There’s a concept in the packaging industry known as wrap rage. According to Wikipedia, it’s “the common name for heightened levels of anger and frustration resulting from the inability to open packaging.”
We in the telecommunications industry don’t have a similar term. However, the industry does have a history of causing customer rage, as partly indicated by consistently underperforming on Net Promoter Scores (NPS). Moreover, “In 2021, there were over 300 million wireless carrier subscribers in the U.S. With an industry churn rate of 22 percent, that gives us 95 million frustrated customers taking their interests—and wallet—to another provider.” (source)
NPS Score in the telco compared to other industries
The chart below shows that even the industry most associated with wrap rage, Consumer Packaged Goods (CPG), has a 28% better NPS than the telecommunications industry.
Source: customergauge.com
Of course, wrapping alone doesn’t drive the NPS score of the CPG industry. However, it is clearly one important piece. From a similar perspective, OSS/BSS (the “packaging” for the telecommunications industry) isn’t the sole contributor to the low NPS scores of the telecommunications industry, but it is an equally important component.
OSS/BSS solutions in telecom and their impact on churn
It might not be as apparent to the end-user that OSS solutions and BSS are the source of anger in the same way that poorly designed packaging is, but they are undoubtedly a primary source of “wrap rage” in the telecommunications industry. Whilst customers might not have a name for their frustration, a churn rate of 22% clearly indicates its existence.
Despite this, most suppliers and integrators in the OSS and BSS industry are oblivious to their impact on this frustration. They’re one step removed from NPS scores. They’re also typically one step removed from the front lines, the retail shops, the IT access points (portals and apps) and contact centres.
Their involvement with the front lines is usually only as a customer that uses telco services, not through their work activities. If you’re reading this and are responsible for designing, implementing or building OSS and/or BSS, do you like having to contact your communications service provider? Regardless of whether your answer is yes or no, have you ever thought that the work you do is contributing to that sentiment?

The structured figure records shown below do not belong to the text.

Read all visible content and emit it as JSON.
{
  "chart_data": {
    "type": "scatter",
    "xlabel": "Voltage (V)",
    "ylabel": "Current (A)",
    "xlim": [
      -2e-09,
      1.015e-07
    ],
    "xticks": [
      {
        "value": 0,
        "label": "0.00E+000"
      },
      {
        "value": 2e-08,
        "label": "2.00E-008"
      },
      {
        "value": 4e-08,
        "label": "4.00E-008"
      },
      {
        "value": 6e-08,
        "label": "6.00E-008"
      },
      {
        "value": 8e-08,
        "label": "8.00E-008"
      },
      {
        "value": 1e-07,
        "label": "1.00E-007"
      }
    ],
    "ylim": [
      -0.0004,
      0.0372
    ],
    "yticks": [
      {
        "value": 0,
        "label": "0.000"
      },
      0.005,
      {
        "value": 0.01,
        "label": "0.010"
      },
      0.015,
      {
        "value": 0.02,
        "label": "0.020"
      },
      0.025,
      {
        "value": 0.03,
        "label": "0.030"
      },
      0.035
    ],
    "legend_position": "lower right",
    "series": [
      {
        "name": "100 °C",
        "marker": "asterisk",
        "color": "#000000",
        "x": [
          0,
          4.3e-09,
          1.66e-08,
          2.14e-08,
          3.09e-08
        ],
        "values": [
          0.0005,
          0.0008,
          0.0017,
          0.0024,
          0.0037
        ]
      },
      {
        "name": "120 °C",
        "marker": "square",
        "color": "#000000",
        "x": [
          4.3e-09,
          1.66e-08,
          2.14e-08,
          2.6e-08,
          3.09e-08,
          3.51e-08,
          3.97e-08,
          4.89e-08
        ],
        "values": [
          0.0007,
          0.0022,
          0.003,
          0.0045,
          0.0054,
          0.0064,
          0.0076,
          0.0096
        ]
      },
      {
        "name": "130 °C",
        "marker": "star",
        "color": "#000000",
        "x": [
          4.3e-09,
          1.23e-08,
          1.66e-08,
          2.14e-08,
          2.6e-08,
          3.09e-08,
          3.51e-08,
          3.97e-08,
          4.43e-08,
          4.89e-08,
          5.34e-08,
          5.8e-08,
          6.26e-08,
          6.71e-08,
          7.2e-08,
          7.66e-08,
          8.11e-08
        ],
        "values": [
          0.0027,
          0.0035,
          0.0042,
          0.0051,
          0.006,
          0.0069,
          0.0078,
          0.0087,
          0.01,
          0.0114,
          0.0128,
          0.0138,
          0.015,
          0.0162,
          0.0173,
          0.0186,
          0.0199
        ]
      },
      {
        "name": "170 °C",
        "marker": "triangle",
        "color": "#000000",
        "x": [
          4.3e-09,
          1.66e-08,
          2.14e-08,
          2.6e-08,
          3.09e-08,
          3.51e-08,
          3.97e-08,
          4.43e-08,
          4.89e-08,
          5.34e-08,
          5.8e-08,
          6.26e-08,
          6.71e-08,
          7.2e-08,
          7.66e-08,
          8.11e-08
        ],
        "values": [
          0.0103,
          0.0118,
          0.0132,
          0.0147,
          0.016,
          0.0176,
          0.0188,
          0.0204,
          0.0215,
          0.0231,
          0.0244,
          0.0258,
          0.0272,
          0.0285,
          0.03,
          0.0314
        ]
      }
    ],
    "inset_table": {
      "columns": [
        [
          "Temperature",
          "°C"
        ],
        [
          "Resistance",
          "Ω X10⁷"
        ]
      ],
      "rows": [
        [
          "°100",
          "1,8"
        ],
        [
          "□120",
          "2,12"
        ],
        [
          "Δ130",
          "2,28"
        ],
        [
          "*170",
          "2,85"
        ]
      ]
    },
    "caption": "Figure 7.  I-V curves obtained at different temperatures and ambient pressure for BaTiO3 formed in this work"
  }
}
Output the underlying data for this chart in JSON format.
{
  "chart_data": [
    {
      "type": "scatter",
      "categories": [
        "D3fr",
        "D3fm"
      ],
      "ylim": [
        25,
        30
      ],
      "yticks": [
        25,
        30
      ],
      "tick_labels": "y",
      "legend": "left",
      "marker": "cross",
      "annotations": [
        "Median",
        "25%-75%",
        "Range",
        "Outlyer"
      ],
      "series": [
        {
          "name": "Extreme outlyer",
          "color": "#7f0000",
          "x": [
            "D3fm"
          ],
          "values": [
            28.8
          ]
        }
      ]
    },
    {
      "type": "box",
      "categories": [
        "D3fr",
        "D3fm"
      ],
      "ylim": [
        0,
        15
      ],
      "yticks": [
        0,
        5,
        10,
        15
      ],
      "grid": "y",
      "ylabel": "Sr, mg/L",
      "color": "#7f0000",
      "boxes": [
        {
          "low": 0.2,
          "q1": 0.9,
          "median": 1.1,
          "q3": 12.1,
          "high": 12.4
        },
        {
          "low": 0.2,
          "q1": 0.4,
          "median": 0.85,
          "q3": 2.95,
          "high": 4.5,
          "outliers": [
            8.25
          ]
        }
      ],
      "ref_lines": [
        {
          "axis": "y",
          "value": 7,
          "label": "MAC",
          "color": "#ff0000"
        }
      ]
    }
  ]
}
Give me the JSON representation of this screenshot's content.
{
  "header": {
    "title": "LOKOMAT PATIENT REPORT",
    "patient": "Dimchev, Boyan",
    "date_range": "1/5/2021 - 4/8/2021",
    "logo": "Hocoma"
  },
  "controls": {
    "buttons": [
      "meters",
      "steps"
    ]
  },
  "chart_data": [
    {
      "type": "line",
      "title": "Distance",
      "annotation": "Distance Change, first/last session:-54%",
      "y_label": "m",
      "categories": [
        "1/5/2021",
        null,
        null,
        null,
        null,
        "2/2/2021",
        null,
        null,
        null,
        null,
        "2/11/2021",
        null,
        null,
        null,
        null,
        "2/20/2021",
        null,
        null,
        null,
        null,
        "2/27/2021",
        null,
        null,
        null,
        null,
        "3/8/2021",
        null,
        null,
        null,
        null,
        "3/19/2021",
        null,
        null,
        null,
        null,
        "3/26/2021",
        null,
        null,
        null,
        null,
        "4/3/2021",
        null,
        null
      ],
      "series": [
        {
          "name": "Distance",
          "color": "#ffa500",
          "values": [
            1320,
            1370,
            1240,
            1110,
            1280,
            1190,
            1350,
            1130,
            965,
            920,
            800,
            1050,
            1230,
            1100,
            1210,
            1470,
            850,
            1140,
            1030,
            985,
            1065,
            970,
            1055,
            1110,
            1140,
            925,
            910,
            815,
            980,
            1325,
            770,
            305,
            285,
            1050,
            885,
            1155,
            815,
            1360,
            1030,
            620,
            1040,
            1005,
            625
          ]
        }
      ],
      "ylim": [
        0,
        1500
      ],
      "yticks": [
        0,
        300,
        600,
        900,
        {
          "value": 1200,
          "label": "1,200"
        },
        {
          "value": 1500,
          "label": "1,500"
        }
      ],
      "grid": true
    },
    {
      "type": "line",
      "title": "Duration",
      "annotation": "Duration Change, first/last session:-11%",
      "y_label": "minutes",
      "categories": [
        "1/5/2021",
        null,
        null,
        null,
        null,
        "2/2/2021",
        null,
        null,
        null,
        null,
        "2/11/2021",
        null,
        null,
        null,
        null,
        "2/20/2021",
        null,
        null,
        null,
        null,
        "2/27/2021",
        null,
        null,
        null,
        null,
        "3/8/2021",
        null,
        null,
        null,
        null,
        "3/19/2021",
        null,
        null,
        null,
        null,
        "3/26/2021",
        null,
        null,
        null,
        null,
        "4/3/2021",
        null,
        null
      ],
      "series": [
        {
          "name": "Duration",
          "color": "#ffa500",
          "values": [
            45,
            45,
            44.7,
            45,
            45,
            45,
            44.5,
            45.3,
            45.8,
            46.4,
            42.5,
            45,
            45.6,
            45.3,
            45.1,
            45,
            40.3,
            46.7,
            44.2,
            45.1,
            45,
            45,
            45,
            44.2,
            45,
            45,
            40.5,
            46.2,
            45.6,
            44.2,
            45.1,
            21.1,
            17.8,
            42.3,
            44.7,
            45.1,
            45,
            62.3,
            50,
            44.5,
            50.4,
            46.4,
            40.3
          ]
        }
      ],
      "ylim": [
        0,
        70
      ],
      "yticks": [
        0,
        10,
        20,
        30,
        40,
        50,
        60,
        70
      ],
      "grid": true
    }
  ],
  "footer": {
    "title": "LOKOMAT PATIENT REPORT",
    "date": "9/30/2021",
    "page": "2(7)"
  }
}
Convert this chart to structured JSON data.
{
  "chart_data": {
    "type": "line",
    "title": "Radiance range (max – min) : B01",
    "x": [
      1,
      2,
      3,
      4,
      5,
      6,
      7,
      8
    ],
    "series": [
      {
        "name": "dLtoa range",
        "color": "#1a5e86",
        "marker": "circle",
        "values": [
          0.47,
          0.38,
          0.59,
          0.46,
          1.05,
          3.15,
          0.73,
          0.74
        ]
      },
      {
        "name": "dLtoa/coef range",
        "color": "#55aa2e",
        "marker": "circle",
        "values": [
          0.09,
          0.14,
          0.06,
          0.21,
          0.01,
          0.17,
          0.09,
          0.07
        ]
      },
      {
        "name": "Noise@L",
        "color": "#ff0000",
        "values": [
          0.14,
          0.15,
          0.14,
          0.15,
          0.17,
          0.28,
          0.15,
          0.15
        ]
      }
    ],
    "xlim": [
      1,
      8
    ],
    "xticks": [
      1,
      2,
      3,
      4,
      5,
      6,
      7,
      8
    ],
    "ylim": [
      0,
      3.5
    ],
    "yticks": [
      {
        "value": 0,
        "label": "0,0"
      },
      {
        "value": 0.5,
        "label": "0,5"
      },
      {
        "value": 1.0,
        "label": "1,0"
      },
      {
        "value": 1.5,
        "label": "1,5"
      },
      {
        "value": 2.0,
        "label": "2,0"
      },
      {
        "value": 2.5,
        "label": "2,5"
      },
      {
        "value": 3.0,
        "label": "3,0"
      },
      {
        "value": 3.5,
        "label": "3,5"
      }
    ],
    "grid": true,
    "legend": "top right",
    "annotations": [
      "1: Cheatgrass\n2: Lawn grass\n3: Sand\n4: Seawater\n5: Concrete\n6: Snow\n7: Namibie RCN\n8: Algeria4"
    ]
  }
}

How to achieve CVR? Make your customers have nothing to complain about
Contact centre teams have a term called Call Volume Reduction (CVR), which means the number of customer calls that are answered by a contact centre agent. CVR is a metric that all organisations aim to minimise because having contact centre and support teams is costly. Carriers would much rather not have these business units. Rather than achieving CVR by deflection (eg redirecting customers to digital services like IVRs, chat-bots, webpages, etc), which tend to infuriate upset customers further, the simplest approach to achieving CVR is to ensure there are less issues for customers to complain about.
The takeaway
Afterall, the best customer service is no customer service. That is, the best service is so seamless that nobody has any reason to complain.
Reducing faults, making self-service changes easier, reducing activation fall-outs, reducing bill disputes and many other high-volume issues are all within the control and responsibility of OSS and BSS. Is it now becoming clearer that what we do has a direct impact on the graph above?
Rather than adding new OSS and BSS features, it could be argued that the better return on developer / integrator / implementation effort would be to improve existing functionality to reduce end-user complaints and improve CVR. If you work for an OSS / BSS vendor, have you ever asked your carrier clients whether you could do anything to improve their CVR?